I did these steps to configure my U-Boot :

  1. Go in the Uboot directory with a shell and execute make menuconfig. You have to specify the following parameters :
    • Cross Compiler path : the path to the extracted buildroot-gcc342.tar.bz2 + /bin,
    • Chip Type : ASIC,
    • Chip ID : RT3052 (yeh RT3050 is a variant),
    • Port 5 Connect to : None,
    • Flash Type : SPI,
    • DRAM Component : 256Mb,
    • DRAM Bus : 16bits
  2. Then select Exit and save the configuration (a file named .config will be created).

Because the partition layout is a bit different I edited include/configs/rt2880.h and edit line 317 like this :

#define CFG_BOOTLOADER_SIZE 0x2fd70
#define CFG_CONFIG_SIZE 0x10000
#define CFG_FACTORY_SIZE 0x290

Then I inverted factory and config, edit line 321 like this :

#define CFG_ENV_ADDR        (CFG_FLASH_BASE + CFG_BOOTLOADER_SIZE + CFG_FACTORY_SIZE)
#define CFG_FACTORY_ADDR    (CFG_FLASH_BASE + CFG_BOOTLOADER_SIZE)

Third step : boot-loader compilation and installation

Create the image :

  1. Execute make (this is too fast for a coffee break),
  2. At the end make will say that uboot.img is the correct file.

I used a TFTP server to send U-Boot :

  1. Install a TFTP server (tftp-hpa on ArchLinux),
  2. Copy uboot.img to the tftp server directory (/srv/tftp/ on ArchLinux),
  3. Launch tftpd daemon (systemctl start tftpd),
  4. Set a manual IP address on Ethernet, for example : 192.168.1.2 for your computer ip, 255.255.255.0 for the netmask and 192.168.1.1 for the gateway.

Then I booted the device with serial console and select option 9 in the boot menu, then enter these to set the location of the U-boot to flash :

  • Device IP : 192.168.1.1,
  • Server IP : 192.168.1.2,
  • Filename : uboot.img.

It will flash and reboot the device after.

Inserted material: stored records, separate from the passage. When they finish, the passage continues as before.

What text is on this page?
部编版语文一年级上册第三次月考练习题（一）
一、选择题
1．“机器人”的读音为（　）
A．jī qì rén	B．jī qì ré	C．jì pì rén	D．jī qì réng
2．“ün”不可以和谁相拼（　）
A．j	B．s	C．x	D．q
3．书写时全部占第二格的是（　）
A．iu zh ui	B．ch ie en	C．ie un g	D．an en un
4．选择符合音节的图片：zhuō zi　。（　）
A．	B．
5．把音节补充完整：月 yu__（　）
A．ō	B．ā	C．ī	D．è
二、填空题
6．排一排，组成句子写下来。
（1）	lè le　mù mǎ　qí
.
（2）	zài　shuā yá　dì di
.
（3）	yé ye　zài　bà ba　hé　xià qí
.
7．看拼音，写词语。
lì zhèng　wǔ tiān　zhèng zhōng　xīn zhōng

Do not touch anything during the flash!

Free your device!

If you want to put OpenWRT, you can read my other article about how to compile OpenWRT for a new ramips target.

To flash a new system, copy “bin/ramips/openwrt-ramips-rt305x-sfr-minihub-squashfs-sysupgrade.bin” to your TFTP server directory (rename it openwrt.bin for easier flashing).

In U-boot boot menu, select option 2 and flash the file. HORRA!